FLORENCE. L'UNITA'. Sara Mamone. 02.03.1983
De façon inattendue et téméraire, Yves
Lebreton renonce à tout ce qu'il avait construit au cours
de ces dernières années, à la sympathie accumulée,
au public qui l'identifiait au personnage de M.Ballon, qui attendait
avec curiosités ses nouvelles aventures, pour se présenter
sur la scène, seul, dans une lugubre attitude, habillé
de noir avec des grandes ailes sinistres. Pas un geste, pas un
sourire qui puissent susciter la compréhension et la complicité:
la métamorphose est déconcertante.
Le mime a renoncé à toutes les ressources de son
propre corps si bien entraîné, à son humour
tragi-comique, pour s'adonner au monde du symbole.
Convaincu que la répétition de soi-même ne
conduit qu'à la mort de sa propre invention; que le refus
de changement n'est qu'un aveu de faiblesse face aux lois du marché,
qu'une dégénérescence de son propre style,
Lebreton a choisi la transformation de son personnage à
la vue du public.
Il nous offre ainsi une oeuvre surréaliste, un difficile
exercice au ralenti, une sorte de peinture en mouvement construite
sur l'image, un droit de regard ouvert sur le monde intérieur.
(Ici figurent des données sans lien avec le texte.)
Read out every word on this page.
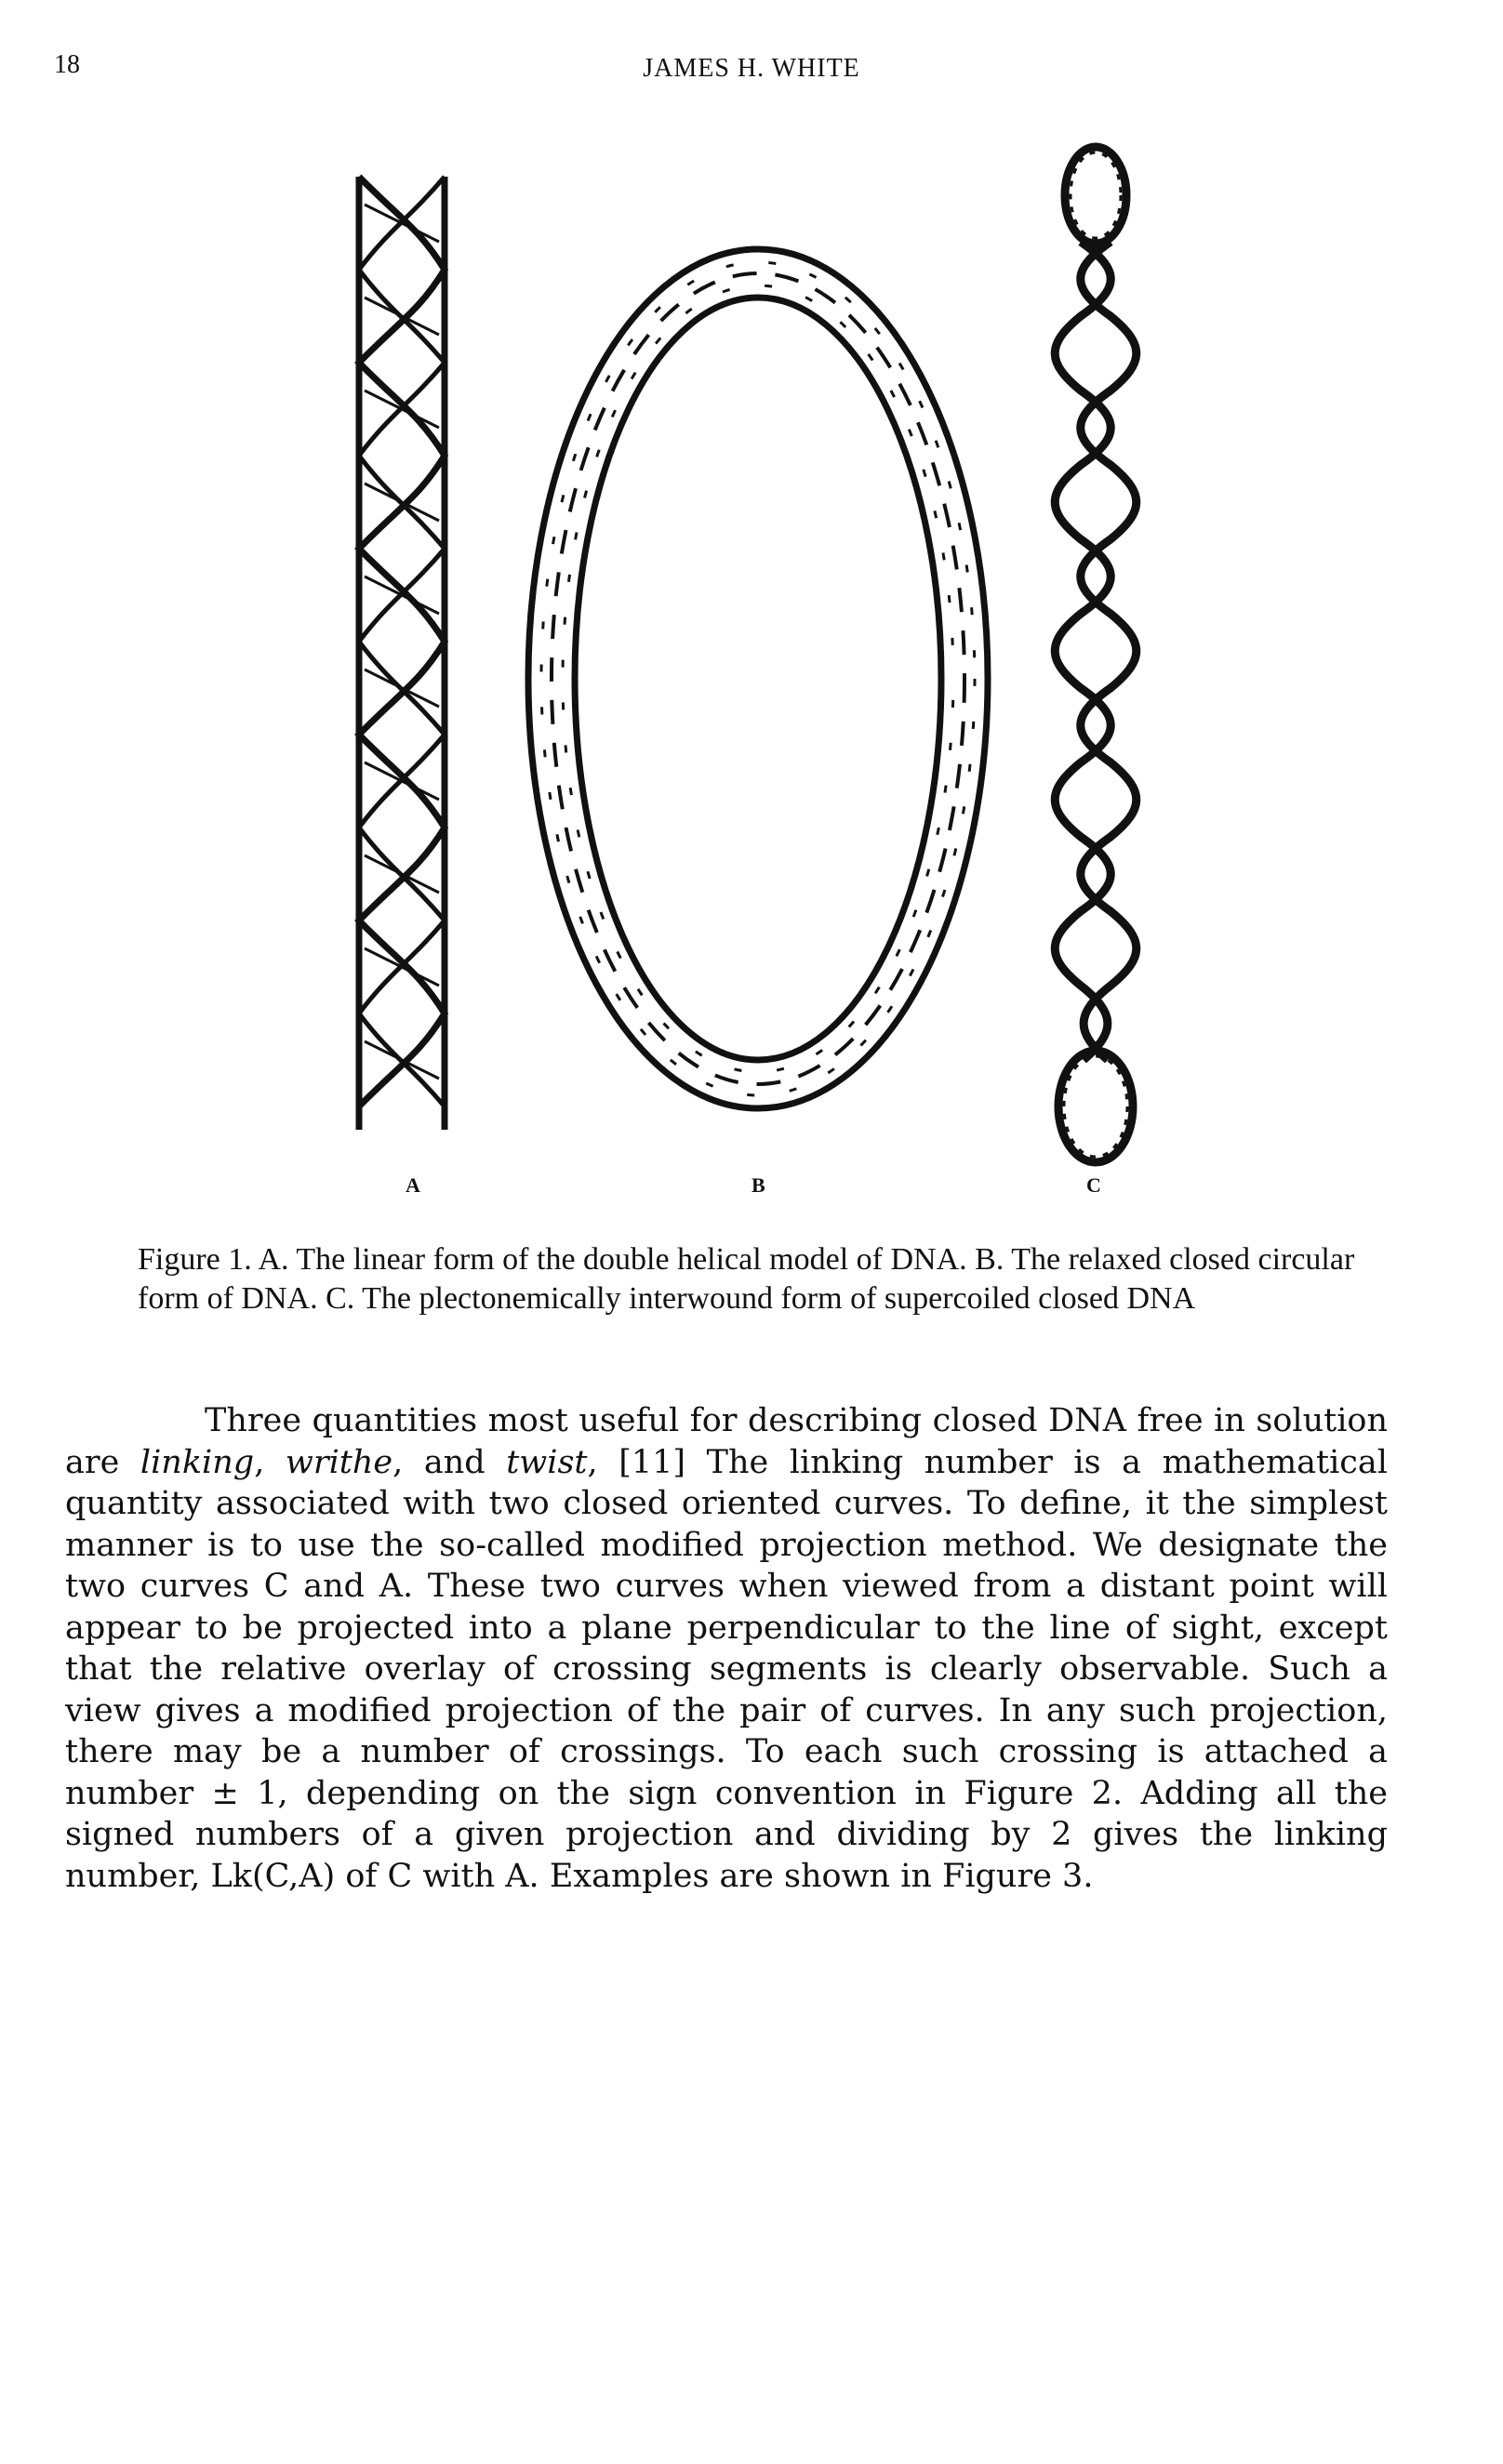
18	JAMES H. WHITE
A	B	C
Figure 1. A. The linear form of the double helical model of DNA. B. The relaxed closed circular form of DNA. C. The plectonemically interwound form of supercoiled closed DNA
Three quantities most useful for describing closed DNA free in solution are linking, writhe, and twist, [11] The linking number is a mathematical quantity associated with two closed oriented curves. To define, it the simplest manner is to use the so-called modified projection method. We designate the two curves C and A. These two curves when viewed from a distant point will appear to be projected into a plane perpendicular to the line of sight, except that the relative overlay of crossing segments is clearly observable. Such a view gives a modified projection of the pair of curves. In any such projection, there may be a number of crossings. To each such crossing is attached a number ± 1, depending on the sign convention in Figure 2. Adding all the signed numbers of a given projection and dividing by 2 gives the linking number, Lk(C,A) of C with A. Examples are shown in Figure 3.
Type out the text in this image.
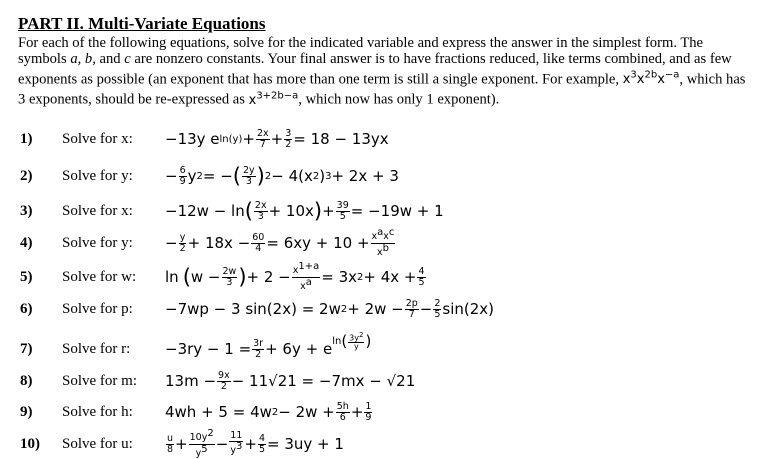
PART II. Multi-Variate Equations
For each of the following equations, solve for the indicated variable and express the answer in the simplest form. The symbols a, b, and c are nonzero constants. Your final answer is to have fractions reduced, like terms combined, and as few exponents as possible (an exponent that has more than one term is still a single exponent. For example, $x^3x^{2b}x^{-a}$, which has 3 exponents, should be re-expressed as $x^{3+2b-a}$, which now has only 1 exponent).
1) Solve for x: −13y e $\ln(y) + \frac{2x}{7} + \frac{3}{2} = 18 - 13yx$
2) Solve for y: − $\frac{6}{9}$ y 2 = − ( $\frac{2y}{3}$ ) 2 − 4(x 2 ) 3 + 2x + 3
3) Solve for x: −12w − ln ( $\frac{2x}{3} + 10x$ ) + $\frac{39}{5} = -19w + 1$
4) Solve for y: − $\frac{y}{2} + 18x - \frac{60}{4} = 6xy + 10 + \frac{x^ax^c}{x^b}$
5) Solve for w: ln ( $w - \frac{2w}{3}$ ) + $2 - \frac{x^{1+a}}{x^a} = 3x$ $2 + 4x + \frac{4}{5}$
6) Solve for p: −7wp − 3 sin(2x) = 2w $2 + 2w - \frac{2p}{7} - \frac{2}{5} \sin(2x)$
7) Solve for r: $-3ry - 1 = \frac{3r}{2} + 6y + e$ ln ( $\frac{3y^2}{y}$ )
8) Solve for m: $13m - \frac{9x}{2} - 11√21 = -7mx - √21$
9) Solve for h: 4wh + 5 = 4w $2 - 2w + \frac{5h}{6} + \frac{1}{9}$
10) Solve for u:	$\frac{u}{8} + \frac{10y^2}{y^5} - \frac{11}{y^3} + \frac{4}{5} = 3uy + 1$
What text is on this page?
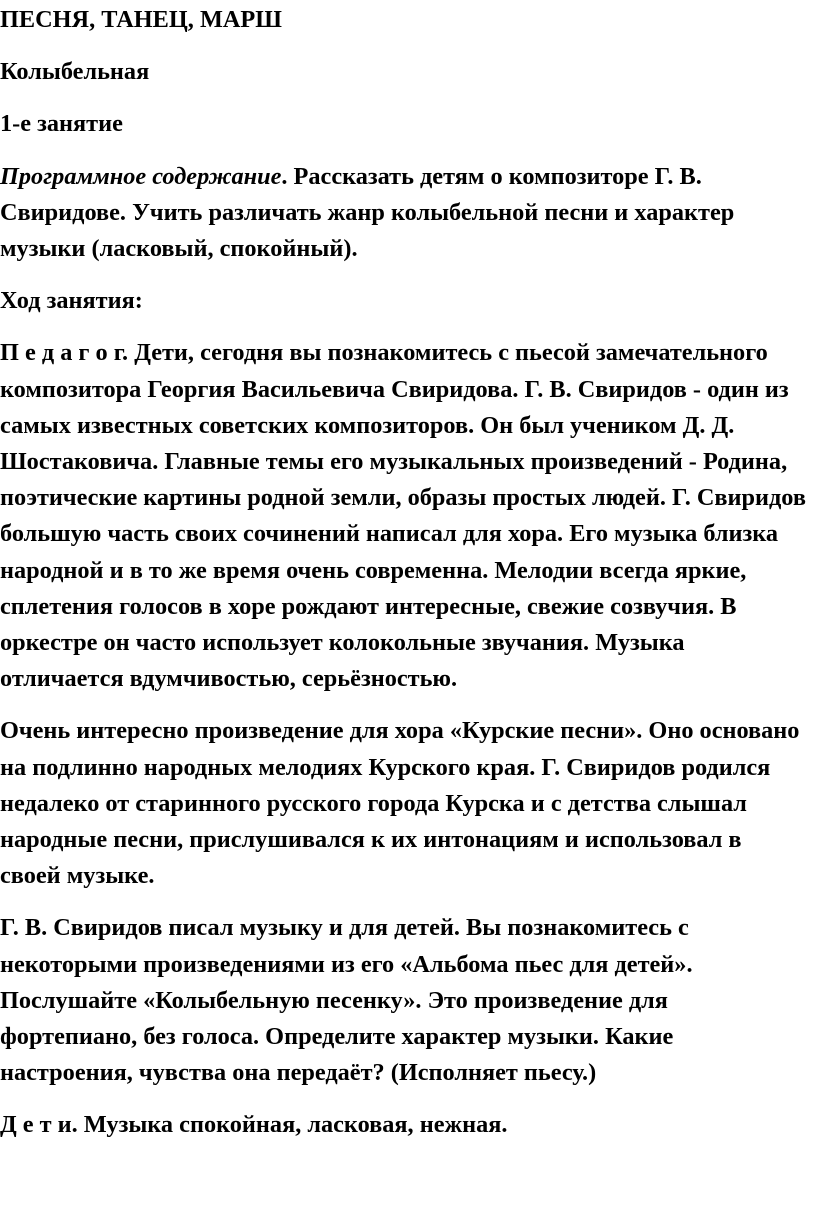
ПЕСНЯ, ТАНЕЦ, МАРШ

Колыбельная

1-е занятие

Программное содержание. Рассказать детям о композиторе Г. В. Свиридове. Учить различать жанр колыбельной песни и характер музыки (ласковый, спокойный).

Ход занятия:

П е д а г о г. Дети, сегодня вы познакомитесь с пьесой замечательного композитора Георгия Васильевича Свиридова. Г. В. Свиридов - один из самых известных советских композиторов. Он был учеником Д. Д. Шостаковича. Главные темы его музыкальных произведений - Родина, поэтические картины родной земли, образы простых людей. Г. Свиридов большую часть своих сочинений написал для хора. Его музыка близка народной и в то же время очень современна. Мелодии всегда яркие, сплетения голосов в хоре рождают интересные, свежие созвучия. В оркестре он часто использует колокольные звучания. Музыка отличается вдумчивостью, серьёзностью.

Очень интересно произведение для хора «Курские песни». Оно основано на подлинно народных мелодиях Курского края. Г. Свиридов родился недалеко от старинного русского города Курска и с детства слышал народные песни, прислушивался к их интонациям и использовал в своей музыке.

Г. В. Свиридов писал музыку и для детей. Вы познакомитесь с некоторыми произведениями из его «Альбома пьес для детей». Послушайте «Колыбельную песенку». Это произведение для фортепиано, без голоса. Определите характер музыки. Какие настроения, чувства она передаёт? (Исполняет пьесу.)

Д е т и. Музыка спокойная, ласковая, нежная.
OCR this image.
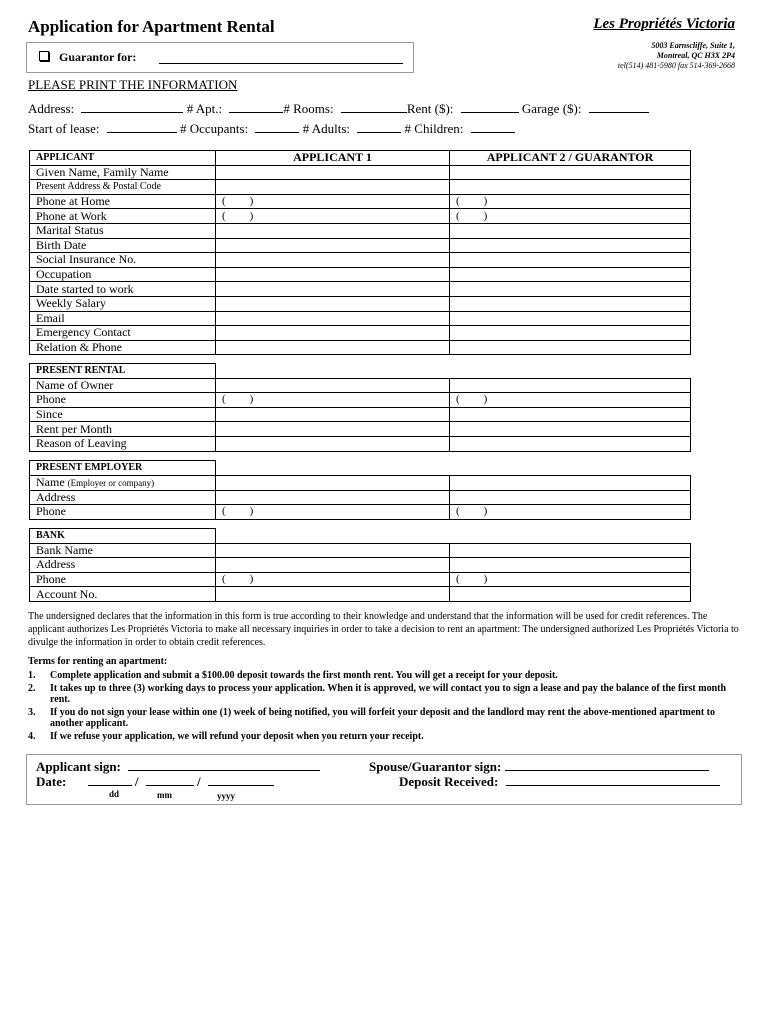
Application for Apartment Rental	Les Propriétés Victoria
5003 Earnscliffe, Suite 1,
Montreal, QC H3X 2P4
tel(514) 481-5980 fax 514-369-2668
Guarantor for:
PLEASE PRINT THE INFORMATION
Address:	# Apt.:	# Rooms:	Rent ($):	Garage ($):
Start of lease:	# Occupants:	# Adults:	# Children:
APPLICANT	APPLICANT 1	APPLICANT 2 / GUARANTOR
Given Name, Family Name		
Present Address & Postal Code		
Phone at Home	( )	( )
Phone at Work	( )	( )
Marital Status		
Birth Date		
Social Insurance No.		
Occupation		
Date started to work		
Weekly Salary		
Email		
Emergency Contact		
Relation & Phone		
PRESENT RENTAL		
Name of Owner		
Phone	( )	( )
Since		
Rent per Month		
Reason of Leaving		
PRESENT EMPLOYER		
Name (Employer or company)		
Address		
Phone	( )	( )
BANK		
Bank Name		
Address		
Phone	( )	( )
Account No.		
The undersigned declares that the information in this form is true according to their knowledge and understand that the information will be used for credit references. The applicant authorizes Les Propriétés Victoria to make all necessary inquiries in order to take a decision to rent an apartment: The undersigned authorized Les Propriétés Victoria to divulge the information in order to obtain credit references.
Terms for renting an apartment:
1.	Complete application and submit a $100.00 deposit towards the first month rent. You will get a receipt for your deposit.
2.	It takes up to three (3) working days to process your application. When it is approved, we will contact you to sign a lease and pay the balance of the first month rent.
3.	If you do not sign your lease within one (1) week of being notified, you will forfeit your deposit and the landlord may rent the above-mentioned apartment to another applicant.
4.	If we refuse your application, we will refund your deposit when you return your receipt.
Applicant sign:
Date:	/	/
Spouse/Guarantor sign:
Deposit Received:
dd	mm	yyyy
Il a tenté de muter le théâtre - qui est de
tous les arts celui plus réaliste - vers une abstraite
allusion aux formes symboliques. La musique agresse et viole le
spectateur durant les mouvements plus significatifs; les lumières
extrêmement raffinées enveloppe les objets en les
encadrant d'une suggestion mystérieuse. Le bruit de la
mer, implacable, accompagne la lente évolution de l'action,
la voix d'un bébé gémissant éveille
des résonances ancestrales. À la fin, après
avoir pointé, pour l'énième fois, son revolver,
l'inquiétant personnage nocturne disparaît alors
que du dossier de son fauteuil s'écoule lentement l'attendu
rouge écarlate d'un mystérieux holocauste. Cet obscur
personnage devrait permettre au spectateur de s'infiltrer dans
les méandres de lui-même et au-delà de lui-même.
FLORENCE. LA CITTA'. Francesco Tei. 27.02.1983
Débute demain à l'Affratellamento, dans le
cadre de la saison du Théâtre Régional Toscan,
'Droit de regard', le nouveau spectacle du mime français
Yves Lebreton, établi sous peu dans notre pays. Ses précédents
spectacles, 'Bof !' et 'Hein ?...' dans lesquels Lebreton avait
porté en scène le personnage de Monsieur Ballon
(toujours accompagné par son fidèle chien Bof) ont
révélé en lui un des majeurs représentant
de l'art nouveau du mime. Nous rejoignons Lebreton dans la salle
déserte de l'Affratellamento, à la veille de la
première.
Pourquoi avez-vous choisi pour ce spectacle le titre 'Droit
de regard' ? Quelle en est la signification ?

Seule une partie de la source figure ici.